In truth, every newspaper is vulnerable. Readers need, more than ever, assurances that their newspapers are fair and accurate. Journalistic think tanks have determined that readers have doubted news organizations’ credibility for some time now.

That is the reason The Post and Courier established the position of public editor last July.

In this post, I invite readers to voice their concerns to me and to point out things we do wrong.

I have been told that readers are reluctant to register complaints. I hope that will change. Readers can help The Post and Courier make improvements.

Often reader insights are on target. I take that information to the staff so that they can make corrections and clarifications.

In cases where the observations are not exactly on target, I try to help the reader understand why and how The Post and Courier did what it did.

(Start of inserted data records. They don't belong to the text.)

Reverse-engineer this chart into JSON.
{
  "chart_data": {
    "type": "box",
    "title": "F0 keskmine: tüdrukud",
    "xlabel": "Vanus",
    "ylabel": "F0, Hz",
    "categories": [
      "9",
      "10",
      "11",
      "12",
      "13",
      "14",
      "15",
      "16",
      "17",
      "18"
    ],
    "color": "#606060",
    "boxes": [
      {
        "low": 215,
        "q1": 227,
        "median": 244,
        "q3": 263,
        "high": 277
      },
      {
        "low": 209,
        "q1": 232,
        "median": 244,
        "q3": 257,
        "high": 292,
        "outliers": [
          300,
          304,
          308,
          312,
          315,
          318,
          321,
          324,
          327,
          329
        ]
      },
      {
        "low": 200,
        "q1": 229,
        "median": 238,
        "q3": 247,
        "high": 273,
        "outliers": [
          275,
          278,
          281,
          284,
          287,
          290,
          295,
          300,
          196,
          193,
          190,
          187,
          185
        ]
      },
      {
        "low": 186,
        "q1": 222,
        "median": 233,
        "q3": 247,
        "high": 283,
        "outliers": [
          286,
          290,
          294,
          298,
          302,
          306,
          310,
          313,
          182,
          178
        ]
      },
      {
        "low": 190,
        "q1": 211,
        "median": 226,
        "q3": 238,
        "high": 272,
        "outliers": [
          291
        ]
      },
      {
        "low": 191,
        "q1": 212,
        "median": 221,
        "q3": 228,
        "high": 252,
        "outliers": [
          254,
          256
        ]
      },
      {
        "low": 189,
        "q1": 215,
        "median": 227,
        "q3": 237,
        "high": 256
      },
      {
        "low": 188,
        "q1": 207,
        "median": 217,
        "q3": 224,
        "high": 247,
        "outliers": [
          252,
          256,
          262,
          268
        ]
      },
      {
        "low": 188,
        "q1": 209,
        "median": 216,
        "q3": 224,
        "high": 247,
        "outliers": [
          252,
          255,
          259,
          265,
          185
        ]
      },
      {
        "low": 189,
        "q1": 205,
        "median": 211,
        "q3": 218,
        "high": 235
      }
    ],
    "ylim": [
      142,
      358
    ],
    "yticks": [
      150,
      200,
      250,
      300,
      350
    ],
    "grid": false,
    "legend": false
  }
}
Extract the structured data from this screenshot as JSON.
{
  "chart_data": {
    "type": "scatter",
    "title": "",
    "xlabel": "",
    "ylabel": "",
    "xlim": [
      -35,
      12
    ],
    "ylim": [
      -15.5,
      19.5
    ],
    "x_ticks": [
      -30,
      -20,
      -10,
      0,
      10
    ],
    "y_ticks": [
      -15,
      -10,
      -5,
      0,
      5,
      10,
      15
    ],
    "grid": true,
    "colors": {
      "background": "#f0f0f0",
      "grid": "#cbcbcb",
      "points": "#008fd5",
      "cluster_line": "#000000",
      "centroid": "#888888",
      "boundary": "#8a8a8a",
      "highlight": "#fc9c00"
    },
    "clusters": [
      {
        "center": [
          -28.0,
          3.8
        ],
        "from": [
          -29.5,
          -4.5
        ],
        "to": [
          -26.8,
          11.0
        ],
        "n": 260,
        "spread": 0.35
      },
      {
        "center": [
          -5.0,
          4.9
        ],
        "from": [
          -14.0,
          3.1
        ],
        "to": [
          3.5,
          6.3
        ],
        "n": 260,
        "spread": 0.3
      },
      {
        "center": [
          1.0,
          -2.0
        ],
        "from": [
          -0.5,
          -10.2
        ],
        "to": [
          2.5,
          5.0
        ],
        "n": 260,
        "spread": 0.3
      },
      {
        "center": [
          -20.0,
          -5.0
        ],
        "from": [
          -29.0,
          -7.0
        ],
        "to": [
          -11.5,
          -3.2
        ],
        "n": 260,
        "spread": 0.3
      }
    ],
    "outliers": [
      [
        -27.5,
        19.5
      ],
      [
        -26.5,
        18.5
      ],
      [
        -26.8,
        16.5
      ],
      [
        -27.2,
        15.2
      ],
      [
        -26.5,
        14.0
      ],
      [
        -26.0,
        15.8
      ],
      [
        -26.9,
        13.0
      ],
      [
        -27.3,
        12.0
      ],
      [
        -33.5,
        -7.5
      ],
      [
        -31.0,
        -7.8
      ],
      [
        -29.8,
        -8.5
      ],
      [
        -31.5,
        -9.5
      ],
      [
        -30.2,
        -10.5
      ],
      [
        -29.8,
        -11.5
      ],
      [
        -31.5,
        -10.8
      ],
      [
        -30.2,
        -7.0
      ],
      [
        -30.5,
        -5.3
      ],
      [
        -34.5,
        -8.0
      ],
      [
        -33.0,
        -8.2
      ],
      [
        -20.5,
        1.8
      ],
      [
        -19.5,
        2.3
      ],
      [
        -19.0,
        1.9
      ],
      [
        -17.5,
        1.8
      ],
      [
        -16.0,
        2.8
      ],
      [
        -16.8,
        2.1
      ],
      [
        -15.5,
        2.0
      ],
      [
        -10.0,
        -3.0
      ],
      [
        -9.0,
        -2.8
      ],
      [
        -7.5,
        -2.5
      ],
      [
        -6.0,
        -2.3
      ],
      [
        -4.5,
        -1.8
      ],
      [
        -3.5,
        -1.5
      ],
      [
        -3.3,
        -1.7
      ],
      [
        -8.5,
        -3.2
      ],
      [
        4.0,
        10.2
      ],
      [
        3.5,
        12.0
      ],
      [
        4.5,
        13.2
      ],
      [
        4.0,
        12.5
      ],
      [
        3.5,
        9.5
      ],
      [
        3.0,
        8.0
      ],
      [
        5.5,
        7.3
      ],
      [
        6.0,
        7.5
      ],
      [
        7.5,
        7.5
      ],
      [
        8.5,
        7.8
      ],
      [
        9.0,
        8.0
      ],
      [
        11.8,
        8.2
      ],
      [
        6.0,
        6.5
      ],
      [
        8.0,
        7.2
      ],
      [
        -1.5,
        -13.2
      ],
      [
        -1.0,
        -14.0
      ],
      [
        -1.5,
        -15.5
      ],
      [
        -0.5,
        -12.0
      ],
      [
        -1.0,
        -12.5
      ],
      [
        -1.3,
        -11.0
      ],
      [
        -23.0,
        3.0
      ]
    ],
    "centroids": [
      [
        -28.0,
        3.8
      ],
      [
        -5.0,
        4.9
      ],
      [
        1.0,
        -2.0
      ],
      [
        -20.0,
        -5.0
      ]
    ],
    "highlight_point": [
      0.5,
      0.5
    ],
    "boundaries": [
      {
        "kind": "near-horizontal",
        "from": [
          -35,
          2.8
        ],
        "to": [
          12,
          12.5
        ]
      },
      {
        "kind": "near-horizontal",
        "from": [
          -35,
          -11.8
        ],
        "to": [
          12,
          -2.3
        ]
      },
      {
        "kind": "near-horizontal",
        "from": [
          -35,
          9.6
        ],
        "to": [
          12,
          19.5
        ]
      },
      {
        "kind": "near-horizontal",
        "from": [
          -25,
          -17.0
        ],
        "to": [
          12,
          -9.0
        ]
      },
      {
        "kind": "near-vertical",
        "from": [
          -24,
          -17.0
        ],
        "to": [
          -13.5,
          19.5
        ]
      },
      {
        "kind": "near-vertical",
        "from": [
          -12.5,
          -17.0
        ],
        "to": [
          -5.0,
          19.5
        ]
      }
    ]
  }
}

If I do my job right, it is a win-win situation. The staff learns from its mistakes and corrects them. And readers who lack confidence in the newspaper are assured a way to get answers to their questions.

* * *

Several readers have contacted me to ask why Kim Kommando’s computer column has stopped appearing in Business Review on Mondays.

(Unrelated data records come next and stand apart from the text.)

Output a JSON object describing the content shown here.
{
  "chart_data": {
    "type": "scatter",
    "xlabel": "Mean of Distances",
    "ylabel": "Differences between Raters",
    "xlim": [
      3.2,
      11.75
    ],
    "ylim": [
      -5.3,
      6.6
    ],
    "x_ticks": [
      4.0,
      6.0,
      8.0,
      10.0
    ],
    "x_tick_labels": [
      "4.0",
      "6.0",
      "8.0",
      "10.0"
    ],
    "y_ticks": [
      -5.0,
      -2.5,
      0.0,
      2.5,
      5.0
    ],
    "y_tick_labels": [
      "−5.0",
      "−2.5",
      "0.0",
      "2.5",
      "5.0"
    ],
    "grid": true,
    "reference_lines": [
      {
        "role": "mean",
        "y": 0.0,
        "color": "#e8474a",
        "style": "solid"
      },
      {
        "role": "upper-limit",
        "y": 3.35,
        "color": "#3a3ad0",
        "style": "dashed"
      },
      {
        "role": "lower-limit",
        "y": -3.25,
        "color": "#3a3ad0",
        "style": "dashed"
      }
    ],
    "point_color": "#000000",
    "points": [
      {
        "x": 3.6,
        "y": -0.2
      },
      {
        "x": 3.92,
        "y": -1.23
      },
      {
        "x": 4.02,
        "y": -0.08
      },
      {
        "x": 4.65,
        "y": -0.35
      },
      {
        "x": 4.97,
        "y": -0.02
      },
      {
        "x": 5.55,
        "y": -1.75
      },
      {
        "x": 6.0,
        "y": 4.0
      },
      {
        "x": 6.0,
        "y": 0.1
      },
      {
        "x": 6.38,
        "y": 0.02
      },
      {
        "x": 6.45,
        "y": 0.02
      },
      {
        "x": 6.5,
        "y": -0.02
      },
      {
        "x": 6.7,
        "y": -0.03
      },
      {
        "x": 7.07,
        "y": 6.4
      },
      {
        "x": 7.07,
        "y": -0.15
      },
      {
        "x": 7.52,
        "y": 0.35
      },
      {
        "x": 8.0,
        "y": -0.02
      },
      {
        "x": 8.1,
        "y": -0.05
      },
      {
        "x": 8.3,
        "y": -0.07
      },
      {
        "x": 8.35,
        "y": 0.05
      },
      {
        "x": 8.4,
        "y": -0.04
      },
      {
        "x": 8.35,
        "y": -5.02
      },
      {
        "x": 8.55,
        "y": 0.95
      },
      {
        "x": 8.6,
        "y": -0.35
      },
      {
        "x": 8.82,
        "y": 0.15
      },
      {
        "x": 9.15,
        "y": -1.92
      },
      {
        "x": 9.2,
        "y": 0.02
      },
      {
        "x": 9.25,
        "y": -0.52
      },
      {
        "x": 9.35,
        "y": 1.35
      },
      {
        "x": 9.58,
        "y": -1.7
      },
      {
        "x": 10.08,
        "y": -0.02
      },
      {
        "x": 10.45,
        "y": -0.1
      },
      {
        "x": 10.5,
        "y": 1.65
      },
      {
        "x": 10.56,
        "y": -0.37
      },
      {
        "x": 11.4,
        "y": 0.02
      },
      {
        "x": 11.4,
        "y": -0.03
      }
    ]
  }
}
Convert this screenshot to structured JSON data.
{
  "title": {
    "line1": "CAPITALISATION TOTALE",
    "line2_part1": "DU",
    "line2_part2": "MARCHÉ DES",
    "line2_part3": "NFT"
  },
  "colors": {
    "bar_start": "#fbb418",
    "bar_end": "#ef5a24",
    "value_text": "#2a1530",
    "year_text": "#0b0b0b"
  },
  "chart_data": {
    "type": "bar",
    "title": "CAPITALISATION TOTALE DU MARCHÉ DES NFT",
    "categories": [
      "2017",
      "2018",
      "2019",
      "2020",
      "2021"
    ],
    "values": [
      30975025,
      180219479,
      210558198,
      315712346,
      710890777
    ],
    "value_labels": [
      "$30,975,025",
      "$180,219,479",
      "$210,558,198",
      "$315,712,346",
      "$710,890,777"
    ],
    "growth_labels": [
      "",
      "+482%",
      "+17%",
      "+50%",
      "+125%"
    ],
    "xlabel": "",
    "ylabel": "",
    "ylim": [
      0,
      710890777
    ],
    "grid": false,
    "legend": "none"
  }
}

Business Editor Alan Greenberg said readers wanted a computer column that was not so basic as Kommando’s. He agreed, and is in search of a replacement.

* * *

Objective news belongs on news pages. Opinion belongs on editorial pages. That’s one reason a reader took issue with a Knight Ridder story that ran Thursday. It said a deal “appeared to guarantee President Bush a stunning triumph” with a $350 billion tax-cut bill — one of the largest in the country’s history.

The reader suggested the story was off the mark because it wasn’t a “stunning victory.” Bush had hoped for a tax cut more than twice that large.

Furthermore, it is understandable that the reader suggested that calling it “stunning” was editorializing.

* * *

A week ago, the Saturday paper inadvertently ran two nearly identical stories about a concert to benefit Mepkin Abbey. It ran once on Page 3B and once on Page 3F.

The goof occurred because a feature page designer mistakenly omitted the story from an earlier day’s paper. Both the news desk and the features desk, in an effort to compensate for the mistake, ran the story. The departments needed to communicate with each other.

* * *

Recently, The Post and Courier ran a story about the Department of Natural Resources asking the public to avoid certain islands to protect birds nesting there. The story ran with a picture taken by Wade Spees of nests on one of the islands.

It was Spees who pointed out that the readers deserved a better explanation than they got in the caption.

It might have appeared that The Post and Courier was doing just what the DNR asked the public not to do — visit those islands where birds nest.

It would have avoided confusion to have explained that the photographer got the photo while accompanying a team from DNR.

* * *

A reader wanted to know why the addresses of some people who write letters to the editor are complete while others are incomplete. Some include a city or town. Others do not.

Letters are assumed to come from the place where the paper is published unless otherwise noted. So an address that does not specify a city or town is an address in Charleston.

* * *

Two people from Indiana have written to express horror that a recent headline referred to Indianans. Indianans? They’re Hoosiers, both said.

That is good enough for me. I’ll not refer to them as Indianans. But our copy desk did its homework. Webster’s actually says Indianans is a legitimate name for Hoosiers.